How to Calculate Income Tax Rate
- 1). Add up your total income. Income tax is figured off your adjusted gross income (AGI), which you arrive at by adding up all your pay, bonuses, investment gains and other income and then subtracting any deductions and credits you qualify for.
- 2). Choose your filing status. The income limits for each tax bracket depend on whether you are filing as single, married or head of household. Married couples can file jointly or as individuals.
- 3). If you are self-employed, calculate the self-employment tax. This tax is 15.3 percent and covers Social Security (12.9 percent) and Medicare (2.4 percent). If you work for a company, it usually deducts this amount from your paycheck.
- 4). Calculate capital gains taxes. Though many capital gains are taxed the same as ordinary income, some are taxed differently or have their own deductions. For instance, starting in 2008, people in the 10 and 15 percent tax brackets don't have to pay any taxes on long-term capital gains (gains on investments held at least a year.)

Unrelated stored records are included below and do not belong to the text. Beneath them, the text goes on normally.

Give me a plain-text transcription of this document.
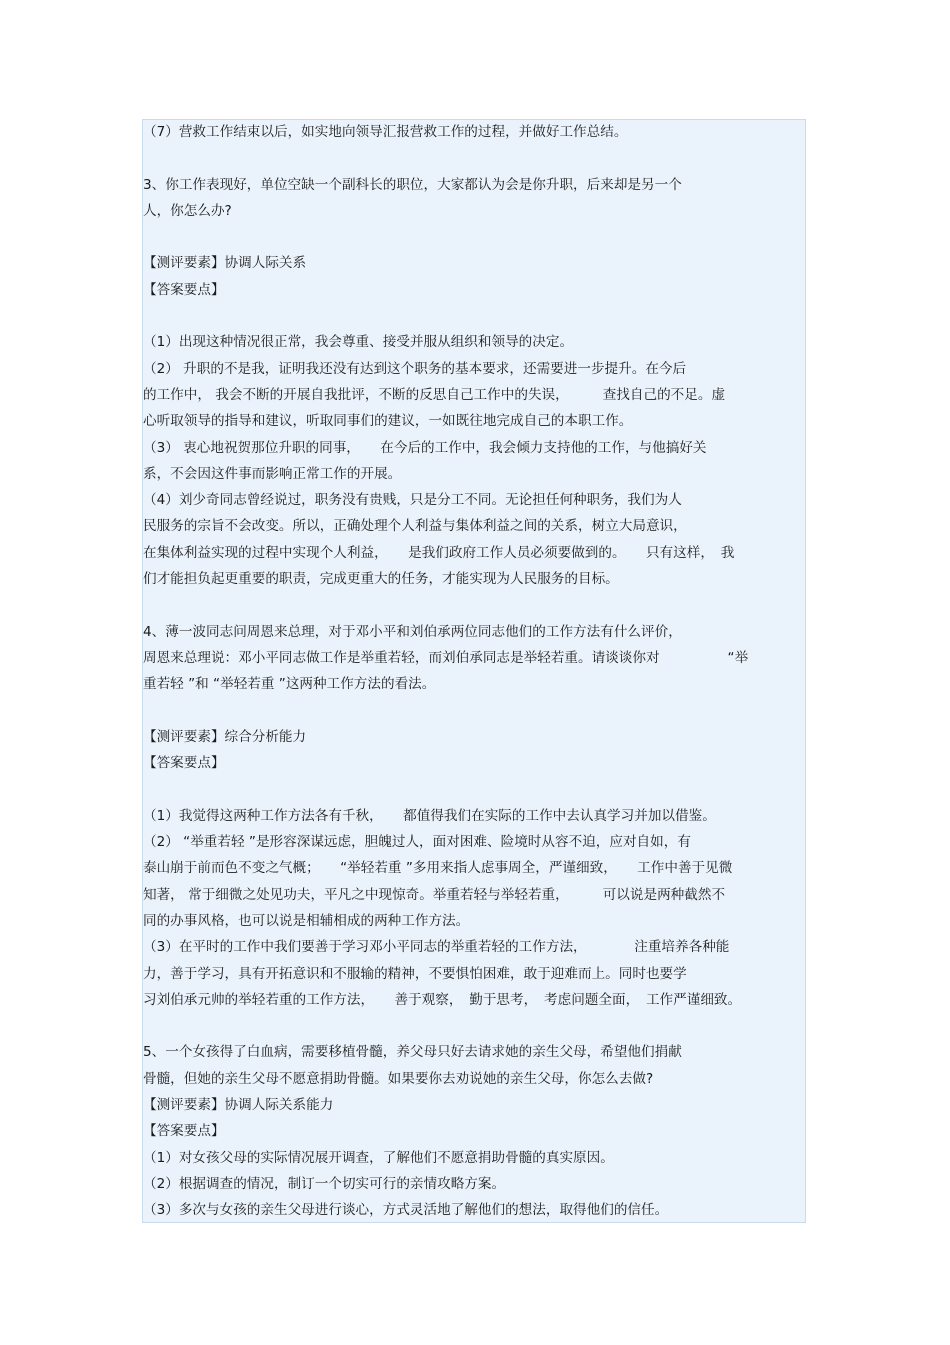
（7）营救工作结束以后，如实地向领导汇报营救工作的过程，并做好工作总结。
3、你工作表现好，单位空缺一个副科长的职位，大家都认为会是你升职，后来却是另一个
人，你怎么办?
【测评要素】协调人际关系
【答案要点】
（1）出现这种情况很正常，我会尊重、接受并服从组织和领导的决定。
（2） 升职的不是我，证明我还没有达到这个职务的基本要求，还需要进一步提升。在今后
的工作中， 我会不断的开展自我批评，不断的反思自己工作中的失误，　　　查找自己的不足。虚
心听取领导的指导和建议，听取同事们的建议，一如既往地完成自己的本职工作。
（3） 衷心地祝贺那位升职的同事，　　在今后的工作中，我会倾力支持他的工作，与他搞好关
系，不会因这件事而影响正常工作的开展。
（4）刘少奇同志曾经说过，职务没有贵贱，只是分工不同。无论担任何种职务，我们为人
民服务的宗旨不会改变。所以，正确处理个人利益与集体利益之间的关系，树立大局意识，
在集体利益实现的过程中实现个人利益，　　是我们政府工作人员必须要做到的。　　只有这样，　我
们才能担负起更重要的职责，完成更重大的任务，才能实现为人民服务的目标。
4、薄一波同志问周恩来总理，对于邓小平和刘伯承两位同志他们的工作方法有什么评价，
周恩来总理说：邓小平同志做工作是举重若轻，而刘伯承同志是举轻若重。请谈谈你对　　　　　“举
重若轻 ”和 “举轻若重 ”这两种工作方法的看法。
【测评要素】综合分析能力
【答案要点】
（1）我觉得这两种工作方法各有千秋，　　都值得我们在实际的工作中去认真学习并加以借鉴。
（2） “举重若轻 ”是形容深谋远虑，胆魄过人，面对困难、险境时从容不迫，应对自如，有
泰山崩于前而色不变之气概；　　“举轻若重 ”多用来指人虑事周全，严谨细致，　　工作中善于见微
知著， 常于细微之处见功夫，平凡之中现惊奇。举重若轻与举轻若重，　　　可以说是两种截然不
同的办事风格，也可以说是相辅相成的两种工作方法。
（3）在平时的工作中我们要善于学习邓小平同志的举重若轻的工作方法，　　　　注重培养各种能
力，善于学习，具有开拓意识和不服输的精神，不要惧怕困难，敢于迎难而上。同时也要学
习刘伯承元帅的举轻若重的工作方法，　　善于观察，　勤于思考，　考虑问题全面，　工作严谨细致。
5、一个女孩得了白血病，需要移植骨髓，养父母只好去请求她的亲生父母，希望他们捐献
骨髓，但她的亲生父母不愿意捐助骨髓。如果要你去劝说她的亲生父母，你怎么去做?
【测评要素】协调人际关系能力
【答案要点】
（1）对女孩父母的实际情况展开调查，了解他们不愿意捐助骨髓的真实原因。
（2）根据调查的情况，制订一个切实可行的亲情攻略方案。
（3）多次与女孩的亲生父母进行谈心，方式灵活地了解他们的想法，取得他们的信任。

- 5). Find your federal tax bracket. As of 2009, the federal income tax rate ranged from 10 percent to 35 percent of income, depending on how much money you make. For instance, a single person with $50,000 AGI would pay 10 percent on the first $8,350, 15 percent on the income between $8,350 and $33,950 and 25 percent on the rest.
- 6). Figure out your state income tax rate, if applicable. Some states do not have an income tax, and others levy income tax only on investment gains. For the states that do have an income tax, rates varied from less than 1 percent to more than 9 percent as of 2008 for various levels of income, according to the Federation of Tax Administrators.